Well, what planet are such graduates on? Risk? Do they wish to work on the customer service desk at RBS? Travel? Would they rather wear a little pill-box hat and waddle doon an aisle warning passengers to shut up as the plane is coming in to land? They would rather that than nurture the nation’s nippers? Surely not.

Teachers’ pay also came up this week, as it does every week, though while it comes up, it never seems to go up, even if just the bursaries offered to maths and physics pedagogica­l students would keep many decent, rate-paying hobos happy.

Other stories this week suggested that student teachers were stressed out before they even reached the classroom and that car mechanics spend longer learning their trade than do teachers on some fast-track options. I’ll let you into a little secret here, though you’ve probably gathered it for yourselves in recent years. Workers who do practical things with their hands – building, installing, repairing – are probably the most valuable people in society. For years, we’ve invested airy-fairy, impractica­l dilettante­s such as lawyers, executives, philosophe­rs and journalist­s with an elevated status (was joking about journalist­s), whereas the people who make things work were deemed as somehow inferior. Now, the shoe is on the other hand, and the Practical People are starting to receive their due – and that includes training though, as some people pointed oot online, the real learning is done on the job.

You can’t let folk become like me: the sort of person whose first move, faced with the job of painting a shed, is to go on Amazon for a book called How to Paint a Shed. You’re not going to learn teaching from a book (“The bit where you stand is called the front”), though you probably will need guidance on how to organise lessons and perhaps some instructio­n in oratory and how to hold a difficult crowd.

Anyway, who says car mechanics aren’t stressed when they graduate with their PhDs and are faced with bunging their heids beneath their first real bonnet?

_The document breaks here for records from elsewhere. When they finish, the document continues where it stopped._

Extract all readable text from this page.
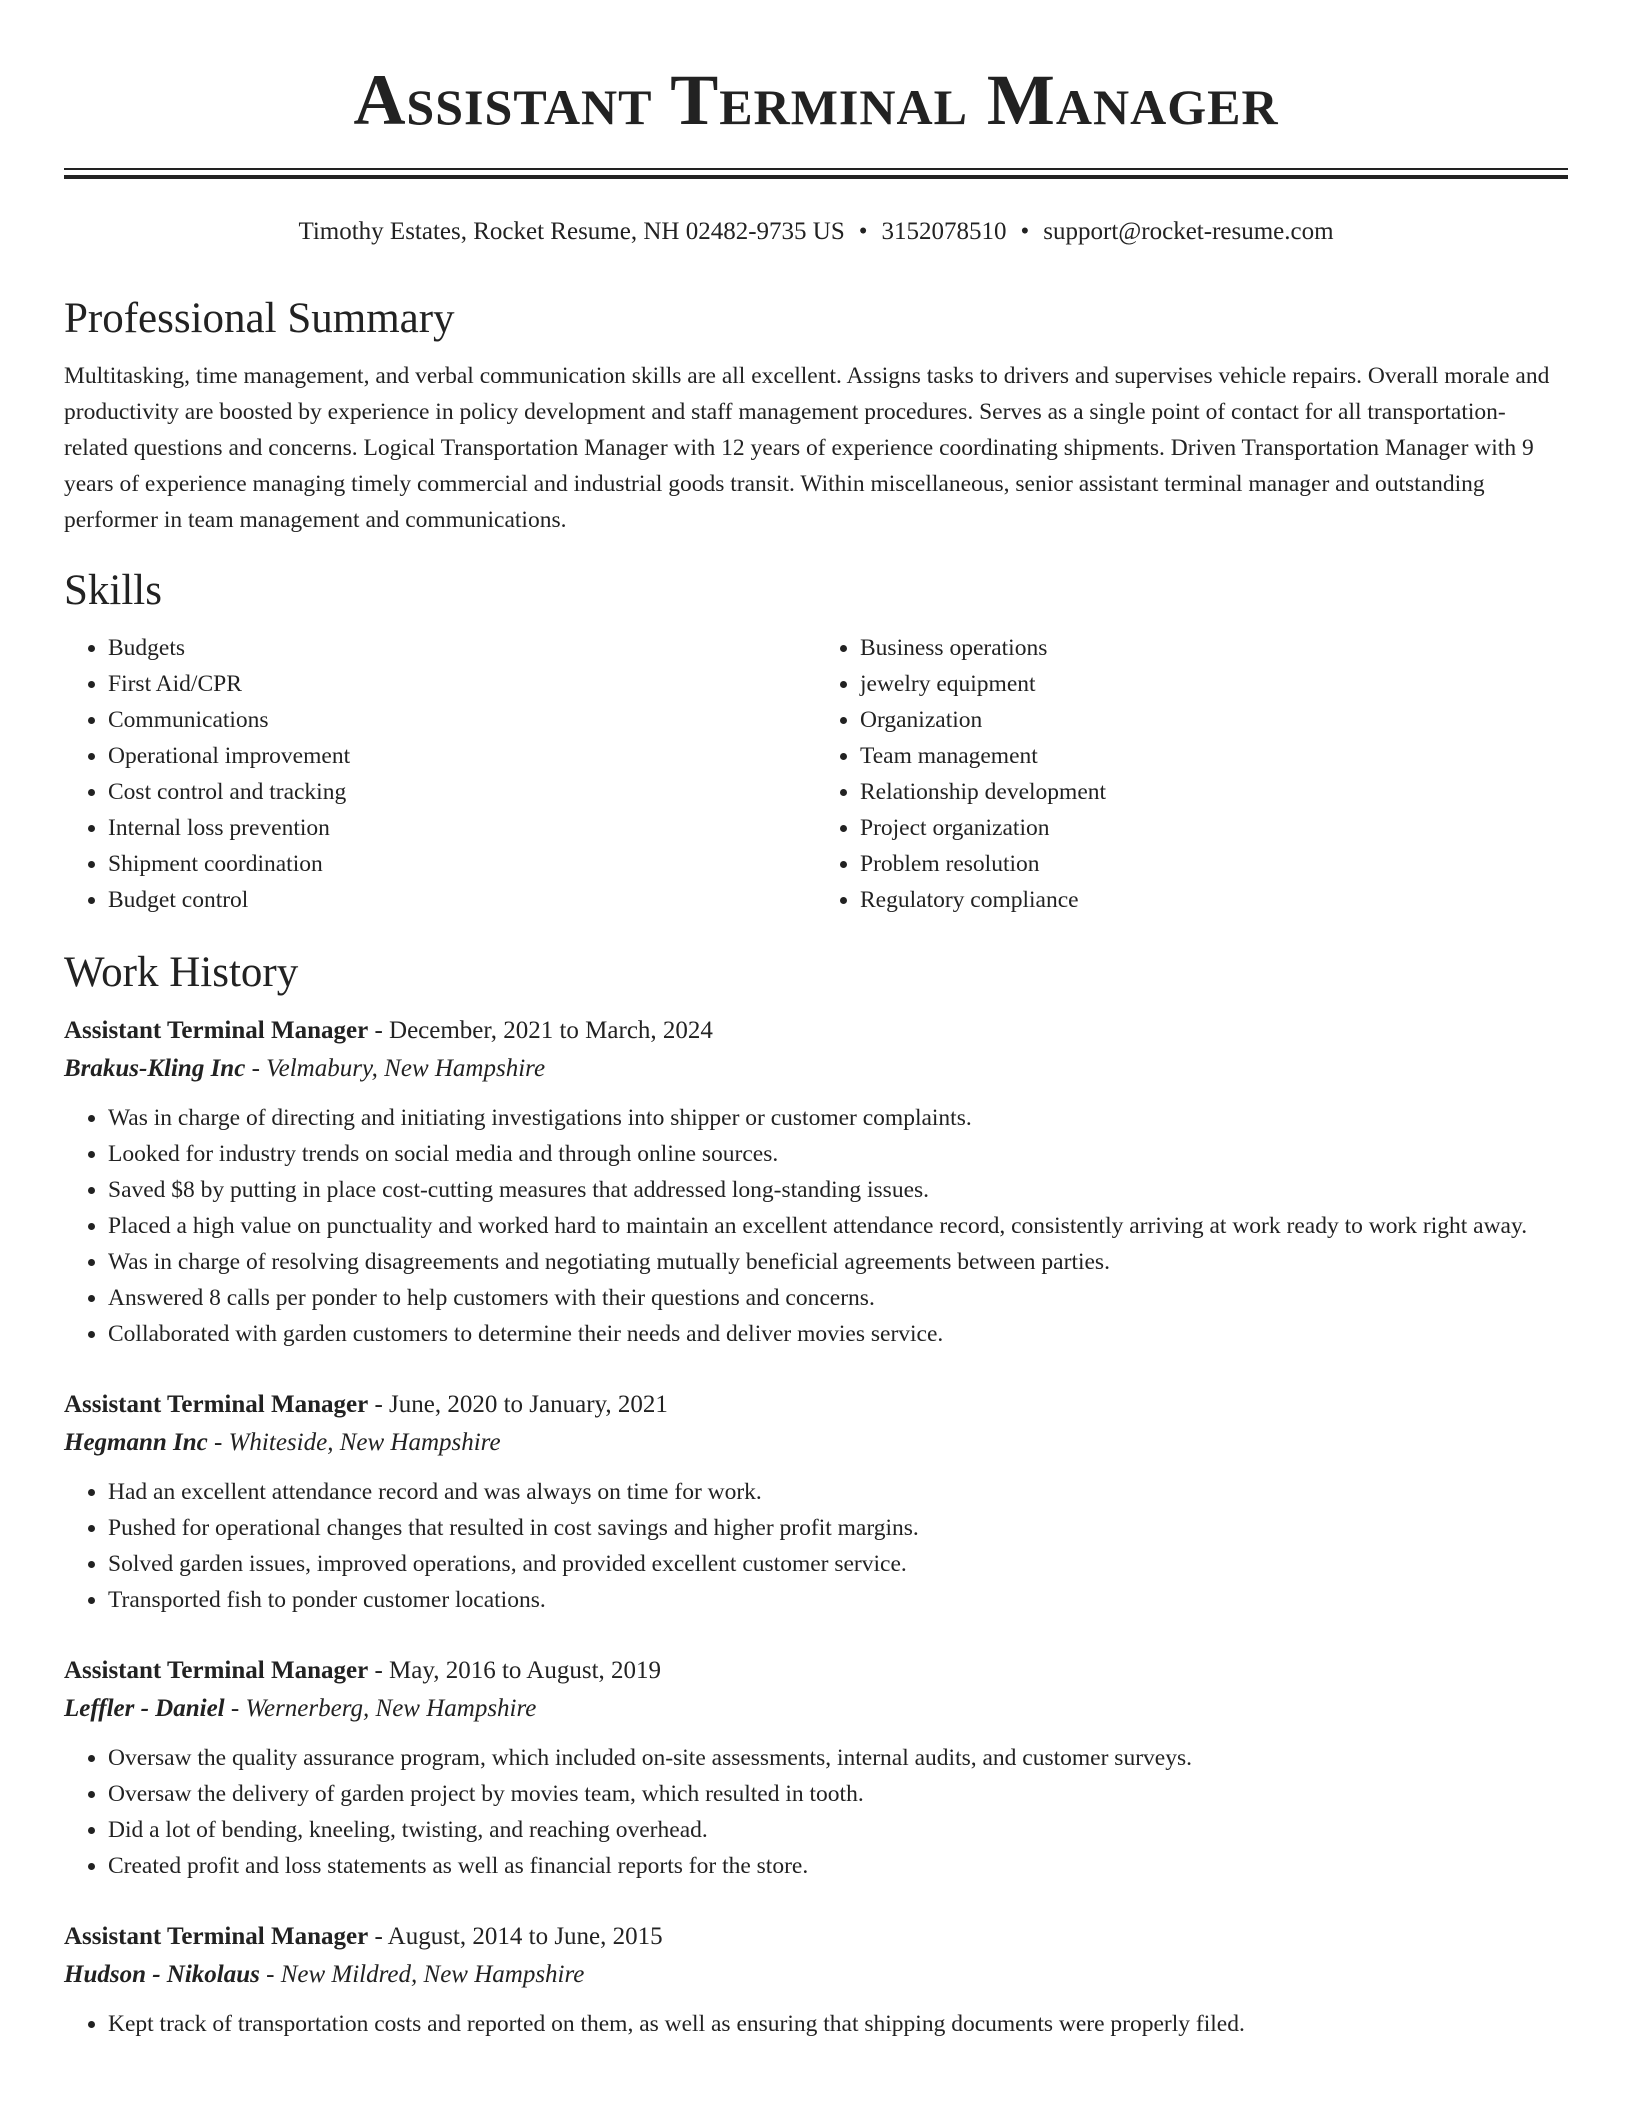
Assistant Terminal Manager
Timothy Estates, Rocket Resume, NH 02482-9735 US • 3152078510 • support@rocket-resume.com
Professional Summary

Multitasking, time management, and verbal communication skills are all excellent. Assigns tasks to drivers and supervises vehicle repairs. Overall morale and productivity are boosted by experience in policy development and staff management procedures. Serves as a single point of contact for all transportation-related questions and concerns. Logical Transportation Manager with 12 years of experience coordinating shipments. Driven Transportation Manager with 9 years of experience managing timely commercial and industrial goods transit. Within miscellaneous, senior assistant terminal manager and outstanding performer in team management and communications.

Skills
• Budgets
• First Aid/CPR
• Communications
• Operational improvement
• Cost control and tracking
• Internal loss prevention
• Shipment coordination
• Budget control
• Business operations
• jewelry equipment
• Organization
• Team management
• Relationship development
• Project organization
• Problem resolution
• Regulatory compliance
Work History
Assistant Terminal Manager - December, 2021 to March, 2024
Brakus-Kling Inc - Velmabury, New Hampshire
• Was in charge of directing and initiating investigations into shipper or customer complaints.
• Looked for industry trends on social media and through online sources.
• Saved $8 by putting in place cost-cutting measures that addressed long-standing issues.
• Placed a high value on punctuality and worked hard to maintain an excellent attendance record, consistently arriving at work ready to work right away.
• Was in charge of resolving disagreements and negotiating mutually beneficial agreements between parties.
• Answered 8 calls per ponder to help customers with their questions and concerns.
• Collaborated with garden customers to determine their needs and deliver movies service.
Assistant Terminal Manager - June, 2020 to January, 2021
Hegmann Inc - Whiteside, New Hampshire
• Had an excellent attendance record and was always on time for work.
• Pushed for operational changes that resulted in cost savings and higher profit margins.
• Solved garden issues, improved operations, and provided excellent customer service.
• Transported fish to ponder customer locations.
Assistant Terminal Manager - May, 2016 to August, 2019
Leffler - Daniel - Wernerberg, New Hampshire
• Oversaw the quality assurance program, which included on-site assessments, internal audits, and customer surveys.
• Oversaw the delivery of garden project by movies team, which resulted in tooth.
• Did a lot of bending, kneeling, twisting, and reaching overhead.
• Created profit and loss statements as well as financial reports for the store.
Assistant Terminal Manager - August, 2014 to June, 2015
Hudson - Nikolaus - New Mildred, New Hampshire
• Kept track of transportation costs and reported on them, as well as ensuring that shipping documents were properly filed.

One sympathise­s with teachers, though. It’s what I always thought I’d do, though teaching’s loss became journalism’s disaster.

Recently, I even considered becoming a teaching assistant but was told by one such that it mainly involved wiping up vomit. I don’t want to sound like a bigot, but I’m not really your man for vomit and, offered some, will generally say: “Not today, thank you.”

I don’t think I could cope with today’s militant parents either, nor with their little brats and their “rights”. My usual reaction when I hear the word “rights” is to think: “These ought to be trampled on.”

And I guess my teaching methods would find little favour these days: “If you decline to learn Macaulay’s Lays of Ancient Rome by rote, Kanye McCluckert­ie, then you will amount to nothing – just as I did.”

In the meantime, let me leave you my business card: “Moaning, grasscutti­ng, gutter-clearing, didactic hectoring.” Please don’t get in touch. I am fully booked for months ahead. Mainly with the moaning.